权益分类	功能权益	普通用户	{{item.name}}会员
{{category.name}}	{{benefitItem.name}}

統計的学習に基づく強化学習に関する研究

基于统计学习的强化学习研究

基本信息

批准号：
20700208
负责人：
森健
金额：
$ 1.91万
依托单位：
Kyoto University
依托单位国家：
日本
项目类别：
Grant-in-Aid for Young Scientists (B)
财政年份：
2008
资助国家：
日本
起止时间：
2008 至 2009
项目状态：
已结题

来源：
https://kaken.nii.ac.jp/grant/KAKENHI-PROJECT-20700208/
关键词：
強化学習統計的学習

项目摘要

多くの強化学習法では、ある状態である行動を取ることの将来的な良さを表す「価値関数」を近似する必要がある。最も広く行われている方法は、価値関数をパラメータと基底関数の内積で表現する線形関数近似を行う方法である。基底関数は設計者の試行錯誤により得られる。自動的に基底関数を構築する方法もあるが、非常に大きな計算コストが掛かる。我々は、価値関数の近似誤差を逐次的に減少させる近似法を提案しており、本年度は主にこの業績化に取り組んだ。この方法は、設計者の事前の試行錯誤を必要とせず、また、計算コストも小さくて済む。基本的なアルゴリズムを国際会議論文として業績化し、それをロバストに改良したアルゴリズムについても国際会議論文として業績化した。アルゴリズムの性質を理論面および実験面においてより深め学術論文誌へ投稿したがまだ採録に至っていない。アルゴリズム全2体の統計的な性質をクリアにすることで、さらなる業績化が可能と考えている。また、これまでに考案してきた統計的学習に基づく種々の強化学習アルゴリズムを、本科研費で購入した実機ロボットへ適用し学習を試みた。具体的には、レゴマインドストームを用いて二輪型ロボットを作製し、そのバランシングを新たな強化学習法を用いて行った。二輪型ロボットのバランシングを自動調整することは、自転車やバイクにおける個々人の運転の快適性を向上させることに貢献し、さらには事故率の低減にも繋がると考えている。

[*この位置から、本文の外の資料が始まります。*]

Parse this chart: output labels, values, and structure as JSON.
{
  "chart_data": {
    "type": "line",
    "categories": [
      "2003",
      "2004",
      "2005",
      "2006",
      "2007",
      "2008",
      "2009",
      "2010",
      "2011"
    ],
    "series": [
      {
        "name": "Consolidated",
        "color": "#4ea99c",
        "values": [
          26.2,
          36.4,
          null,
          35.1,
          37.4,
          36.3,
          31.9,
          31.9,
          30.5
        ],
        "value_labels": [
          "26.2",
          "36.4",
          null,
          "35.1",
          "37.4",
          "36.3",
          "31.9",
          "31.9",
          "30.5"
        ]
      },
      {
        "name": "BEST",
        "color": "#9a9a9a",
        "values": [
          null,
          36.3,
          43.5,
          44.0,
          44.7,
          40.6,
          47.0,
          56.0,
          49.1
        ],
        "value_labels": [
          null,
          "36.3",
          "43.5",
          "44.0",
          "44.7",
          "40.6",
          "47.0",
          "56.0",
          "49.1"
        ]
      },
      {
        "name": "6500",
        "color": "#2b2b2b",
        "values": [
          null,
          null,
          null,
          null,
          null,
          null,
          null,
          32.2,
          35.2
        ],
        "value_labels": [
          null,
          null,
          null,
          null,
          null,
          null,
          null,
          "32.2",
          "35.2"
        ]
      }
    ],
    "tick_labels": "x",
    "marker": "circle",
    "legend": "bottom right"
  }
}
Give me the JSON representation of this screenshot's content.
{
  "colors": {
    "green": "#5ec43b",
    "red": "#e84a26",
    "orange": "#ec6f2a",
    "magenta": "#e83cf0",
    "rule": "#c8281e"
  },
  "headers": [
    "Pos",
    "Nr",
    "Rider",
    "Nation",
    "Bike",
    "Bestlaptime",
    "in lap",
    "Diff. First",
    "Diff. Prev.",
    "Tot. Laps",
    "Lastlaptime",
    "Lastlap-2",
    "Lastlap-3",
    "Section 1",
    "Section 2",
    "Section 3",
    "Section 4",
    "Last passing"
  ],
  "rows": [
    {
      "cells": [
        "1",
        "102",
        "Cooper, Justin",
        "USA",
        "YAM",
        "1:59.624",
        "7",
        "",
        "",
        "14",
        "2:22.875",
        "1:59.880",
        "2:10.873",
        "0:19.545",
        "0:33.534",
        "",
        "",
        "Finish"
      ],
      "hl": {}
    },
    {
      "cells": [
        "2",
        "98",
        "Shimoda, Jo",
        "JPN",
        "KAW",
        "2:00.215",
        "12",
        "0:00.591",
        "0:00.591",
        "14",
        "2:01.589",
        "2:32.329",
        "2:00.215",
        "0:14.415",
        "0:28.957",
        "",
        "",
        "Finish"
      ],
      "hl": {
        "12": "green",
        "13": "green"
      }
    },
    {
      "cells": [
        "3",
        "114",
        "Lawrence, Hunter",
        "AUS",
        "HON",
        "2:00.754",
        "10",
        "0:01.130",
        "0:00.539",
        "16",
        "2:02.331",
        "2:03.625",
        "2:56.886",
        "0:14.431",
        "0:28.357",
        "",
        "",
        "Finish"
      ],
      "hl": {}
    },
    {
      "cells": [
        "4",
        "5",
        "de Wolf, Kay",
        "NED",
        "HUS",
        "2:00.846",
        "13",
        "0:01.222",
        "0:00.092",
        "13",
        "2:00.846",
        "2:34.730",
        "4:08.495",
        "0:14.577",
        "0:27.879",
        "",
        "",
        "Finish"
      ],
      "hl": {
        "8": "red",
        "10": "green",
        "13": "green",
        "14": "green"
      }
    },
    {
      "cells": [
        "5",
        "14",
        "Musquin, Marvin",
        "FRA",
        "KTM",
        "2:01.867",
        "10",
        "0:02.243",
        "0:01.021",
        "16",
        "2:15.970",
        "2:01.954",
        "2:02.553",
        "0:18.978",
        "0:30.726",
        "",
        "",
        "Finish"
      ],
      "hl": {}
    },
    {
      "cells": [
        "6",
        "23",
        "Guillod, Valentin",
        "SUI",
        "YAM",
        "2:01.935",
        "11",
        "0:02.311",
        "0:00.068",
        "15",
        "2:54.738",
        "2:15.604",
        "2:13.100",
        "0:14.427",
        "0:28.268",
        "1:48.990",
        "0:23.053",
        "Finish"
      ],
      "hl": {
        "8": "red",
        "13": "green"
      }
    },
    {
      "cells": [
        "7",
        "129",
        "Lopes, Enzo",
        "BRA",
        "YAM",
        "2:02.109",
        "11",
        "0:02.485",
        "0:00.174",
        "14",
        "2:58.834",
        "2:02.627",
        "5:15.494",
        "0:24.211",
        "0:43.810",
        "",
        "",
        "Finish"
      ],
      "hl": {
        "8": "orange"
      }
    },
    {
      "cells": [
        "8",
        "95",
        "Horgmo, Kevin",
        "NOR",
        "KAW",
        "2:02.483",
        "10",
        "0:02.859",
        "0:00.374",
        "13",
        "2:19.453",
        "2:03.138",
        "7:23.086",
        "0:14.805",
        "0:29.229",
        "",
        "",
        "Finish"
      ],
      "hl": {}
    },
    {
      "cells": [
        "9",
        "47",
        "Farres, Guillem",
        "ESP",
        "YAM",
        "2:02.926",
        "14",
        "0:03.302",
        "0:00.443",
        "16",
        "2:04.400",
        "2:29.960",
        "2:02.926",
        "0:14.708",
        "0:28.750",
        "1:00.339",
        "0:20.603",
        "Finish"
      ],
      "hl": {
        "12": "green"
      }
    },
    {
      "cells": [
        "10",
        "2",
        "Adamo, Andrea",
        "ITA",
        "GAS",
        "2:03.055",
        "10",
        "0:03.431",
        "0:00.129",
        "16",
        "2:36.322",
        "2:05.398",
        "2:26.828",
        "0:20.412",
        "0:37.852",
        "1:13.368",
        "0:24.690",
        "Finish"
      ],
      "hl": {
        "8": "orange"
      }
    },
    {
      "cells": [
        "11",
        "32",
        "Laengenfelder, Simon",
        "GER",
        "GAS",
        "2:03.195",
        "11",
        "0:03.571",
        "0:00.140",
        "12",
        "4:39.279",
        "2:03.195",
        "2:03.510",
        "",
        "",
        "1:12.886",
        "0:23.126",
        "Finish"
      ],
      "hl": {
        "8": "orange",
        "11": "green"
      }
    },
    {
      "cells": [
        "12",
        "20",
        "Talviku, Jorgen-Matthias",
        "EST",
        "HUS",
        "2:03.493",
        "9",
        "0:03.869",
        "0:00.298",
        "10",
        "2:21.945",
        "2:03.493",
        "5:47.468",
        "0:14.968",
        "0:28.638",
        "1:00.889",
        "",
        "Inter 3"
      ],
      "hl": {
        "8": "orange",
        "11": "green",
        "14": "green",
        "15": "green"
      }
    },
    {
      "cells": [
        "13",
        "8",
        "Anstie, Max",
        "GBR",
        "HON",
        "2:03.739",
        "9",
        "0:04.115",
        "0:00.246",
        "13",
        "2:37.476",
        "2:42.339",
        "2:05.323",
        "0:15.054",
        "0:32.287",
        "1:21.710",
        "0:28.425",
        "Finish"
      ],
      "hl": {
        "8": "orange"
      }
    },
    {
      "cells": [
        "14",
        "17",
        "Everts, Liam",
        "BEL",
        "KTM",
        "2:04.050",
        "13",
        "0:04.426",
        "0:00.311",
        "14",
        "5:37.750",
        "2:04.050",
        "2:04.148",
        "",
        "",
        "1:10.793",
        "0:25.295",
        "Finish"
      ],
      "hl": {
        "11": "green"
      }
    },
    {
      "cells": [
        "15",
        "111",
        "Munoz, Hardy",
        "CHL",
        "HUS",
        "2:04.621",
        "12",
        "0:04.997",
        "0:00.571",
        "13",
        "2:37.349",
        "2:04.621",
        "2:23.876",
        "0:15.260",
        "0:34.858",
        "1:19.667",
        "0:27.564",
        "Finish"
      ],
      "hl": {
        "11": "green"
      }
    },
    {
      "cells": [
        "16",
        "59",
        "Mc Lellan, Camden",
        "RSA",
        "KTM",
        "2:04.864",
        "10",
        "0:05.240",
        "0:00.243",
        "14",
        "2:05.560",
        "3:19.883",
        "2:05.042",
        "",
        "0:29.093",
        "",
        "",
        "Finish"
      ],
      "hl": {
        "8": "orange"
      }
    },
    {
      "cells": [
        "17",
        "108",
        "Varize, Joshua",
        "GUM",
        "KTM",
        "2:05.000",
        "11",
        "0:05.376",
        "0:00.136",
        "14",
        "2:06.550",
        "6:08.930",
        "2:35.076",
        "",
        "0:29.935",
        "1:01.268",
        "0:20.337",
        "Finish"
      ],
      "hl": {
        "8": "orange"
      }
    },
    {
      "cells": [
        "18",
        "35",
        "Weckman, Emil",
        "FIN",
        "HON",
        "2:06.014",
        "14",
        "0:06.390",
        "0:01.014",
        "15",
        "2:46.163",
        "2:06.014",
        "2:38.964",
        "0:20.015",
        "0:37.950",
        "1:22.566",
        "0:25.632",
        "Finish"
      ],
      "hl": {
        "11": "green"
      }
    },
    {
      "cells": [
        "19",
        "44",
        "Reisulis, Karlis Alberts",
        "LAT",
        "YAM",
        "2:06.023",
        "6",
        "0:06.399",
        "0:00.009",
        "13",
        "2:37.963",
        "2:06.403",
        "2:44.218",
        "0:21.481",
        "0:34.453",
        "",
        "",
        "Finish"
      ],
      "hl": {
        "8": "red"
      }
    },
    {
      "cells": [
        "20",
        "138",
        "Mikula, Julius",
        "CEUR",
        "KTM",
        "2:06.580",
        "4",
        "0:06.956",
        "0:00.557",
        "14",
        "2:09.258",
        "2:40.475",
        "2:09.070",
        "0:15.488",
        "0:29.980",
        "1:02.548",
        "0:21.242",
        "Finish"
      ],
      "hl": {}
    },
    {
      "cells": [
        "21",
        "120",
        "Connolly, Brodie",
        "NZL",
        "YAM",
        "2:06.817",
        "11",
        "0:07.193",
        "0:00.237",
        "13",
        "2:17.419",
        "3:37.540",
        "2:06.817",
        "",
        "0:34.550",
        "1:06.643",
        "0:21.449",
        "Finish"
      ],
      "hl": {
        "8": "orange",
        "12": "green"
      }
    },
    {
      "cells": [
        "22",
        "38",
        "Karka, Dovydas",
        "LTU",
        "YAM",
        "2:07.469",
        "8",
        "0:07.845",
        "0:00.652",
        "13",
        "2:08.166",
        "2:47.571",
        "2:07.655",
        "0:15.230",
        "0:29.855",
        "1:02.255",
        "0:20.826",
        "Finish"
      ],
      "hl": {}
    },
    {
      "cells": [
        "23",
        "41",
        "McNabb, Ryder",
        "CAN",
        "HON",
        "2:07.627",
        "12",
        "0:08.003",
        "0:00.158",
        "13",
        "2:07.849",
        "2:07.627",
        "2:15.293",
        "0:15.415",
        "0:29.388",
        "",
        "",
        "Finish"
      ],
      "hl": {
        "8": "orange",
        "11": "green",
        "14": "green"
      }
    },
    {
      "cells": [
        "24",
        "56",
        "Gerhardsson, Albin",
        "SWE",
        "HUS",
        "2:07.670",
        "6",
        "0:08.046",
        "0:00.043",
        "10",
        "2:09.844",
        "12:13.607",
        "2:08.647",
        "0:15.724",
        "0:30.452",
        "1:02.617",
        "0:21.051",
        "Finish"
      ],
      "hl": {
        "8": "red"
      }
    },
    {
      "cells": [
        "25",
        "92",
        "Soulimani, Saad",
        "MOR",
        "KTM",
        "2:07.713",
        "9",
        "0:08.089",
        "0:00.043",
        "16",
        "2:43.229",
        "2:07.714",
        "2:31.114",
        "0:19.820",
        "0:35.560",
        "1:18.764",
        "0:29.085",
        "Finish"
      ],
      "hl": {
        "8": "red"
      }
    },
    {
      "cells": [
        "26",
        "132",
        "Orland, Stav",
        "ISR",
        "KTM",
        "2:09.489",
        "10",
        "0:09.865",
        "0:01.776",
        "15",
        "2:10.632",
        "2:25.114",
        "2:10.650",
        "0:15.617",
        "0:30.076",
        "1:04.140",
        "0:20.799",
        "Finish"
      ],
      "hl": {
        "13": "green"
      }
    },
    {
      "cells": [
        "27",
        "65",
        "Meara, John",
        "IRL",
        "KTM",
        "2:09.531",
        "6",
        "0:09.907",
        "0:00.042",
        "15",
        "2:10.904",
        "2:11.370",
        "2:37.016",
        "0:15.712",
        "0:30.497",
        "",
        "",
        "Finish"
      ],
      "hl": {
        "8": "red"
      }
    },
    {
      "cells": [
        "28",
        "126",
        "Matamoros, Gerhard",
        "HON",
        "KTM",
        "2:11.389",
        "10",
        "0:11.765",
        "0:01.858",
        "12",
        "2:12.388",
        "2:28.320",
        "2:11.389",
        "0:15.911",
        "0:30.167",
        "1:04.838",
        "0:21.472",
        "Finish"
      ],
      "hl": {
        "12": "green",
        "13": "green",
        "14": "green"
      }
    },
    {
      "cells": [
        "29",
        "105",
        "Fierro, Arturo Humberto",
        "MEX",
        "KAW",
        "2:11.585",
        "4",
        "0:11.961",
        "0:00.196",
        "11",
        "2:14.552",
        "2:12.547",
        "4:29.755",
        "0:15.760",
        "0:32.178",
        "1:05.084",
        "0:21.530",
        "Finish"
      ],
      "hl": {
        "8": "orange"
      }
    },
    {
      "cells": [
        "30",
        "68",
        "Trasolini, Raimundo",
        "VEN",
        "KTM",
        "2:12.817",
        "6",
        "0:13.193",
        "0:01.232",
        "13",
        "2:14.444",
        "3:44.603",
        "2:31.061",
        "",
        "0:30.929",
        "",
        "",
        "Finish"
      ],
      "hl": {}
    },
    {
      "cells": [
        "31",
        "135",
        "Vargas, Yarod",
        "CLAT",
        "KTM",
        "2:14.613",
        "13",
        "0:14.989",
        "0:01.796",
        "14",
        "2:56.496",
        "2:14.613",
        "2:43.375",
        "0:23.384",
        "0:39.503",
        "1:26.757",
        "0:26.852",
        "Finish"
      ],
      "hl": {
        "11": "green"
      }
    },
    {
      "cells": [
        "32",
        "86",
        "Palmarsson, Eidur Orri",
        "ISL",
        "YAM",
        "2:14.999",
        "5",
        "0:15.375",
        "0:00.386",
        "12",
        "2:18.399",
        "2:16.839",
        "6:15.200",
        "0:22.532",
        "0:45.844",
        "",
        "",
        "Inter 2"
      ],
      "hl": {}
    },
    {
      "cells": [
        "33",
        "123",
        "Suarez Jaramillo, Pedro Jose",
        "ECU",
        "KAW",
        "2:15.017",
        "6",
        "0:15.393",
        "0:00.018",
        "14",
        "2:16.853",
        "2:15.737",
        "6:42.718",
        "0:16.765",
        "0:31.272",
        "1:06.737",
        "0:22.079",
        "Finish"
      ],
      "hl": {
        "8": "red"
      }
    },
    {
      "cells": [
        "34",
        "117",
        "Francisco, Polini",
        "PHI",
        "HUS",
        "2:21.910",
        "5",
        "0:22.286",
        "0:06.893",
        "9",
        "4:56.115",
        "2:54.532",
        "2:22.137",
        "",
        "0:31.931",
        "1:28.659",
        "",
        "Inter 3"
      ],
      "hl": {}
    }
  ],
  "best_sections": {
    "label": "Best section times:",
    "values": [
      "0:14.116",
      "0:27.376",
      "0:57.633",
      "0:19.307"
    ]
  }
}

The reinforcement learning method of many くの, the state of であるaction をtake ることのthe future なgood さを table す「価値夤数」をapproximate するnecessary がある. The most suitable method is the linear closed number approximation method, and the inner product of the base close number is the linear close number approximation method. The basic levels are based on trial and error by the designer. Automatic basic level number construction method and very large calculation method. We will gradually reduce the approximation error of the 䡡夤 relationship and propose a proposal for the approximation method, and the results will be optimized for the current year.このmethod, designer's trial and error beforehand, necessary とせず, また, calculation コストも小さくて済む. Basic なアルゴリズムをInternational Conference PaperとしてPerformanceし、それをロバストに Improvement したアルゴリズムについてもInternational Conference Paper としてPerformance した.アルゴリズムの性をTheoretical surface および実験面においてよりdeep めAcademic paper journal へContribution したがまだCollection に to っていない. The nature of the statistics of all アルゴリズムをクリアにすることで and the performance of さらなる is possible and the test is done.また、これまでにtest caseしてきたstatistical learningにbasedづくkind々のreinforcement learningアルゴリズムを、Undergraduate research funds are not purchased and the machine is applied to study and test. Specifically, the two-wheel type には and レゴマインドストームを are used Make a new reinforcement learning method using a new method. Two-wheeled type ロボットのバランシングをautomatic adjustment wheel, self-propelled bicycle wheel The adaptability of the operation is improved and the accident rate is reduced, and the accident rate is reduced and the system is tested.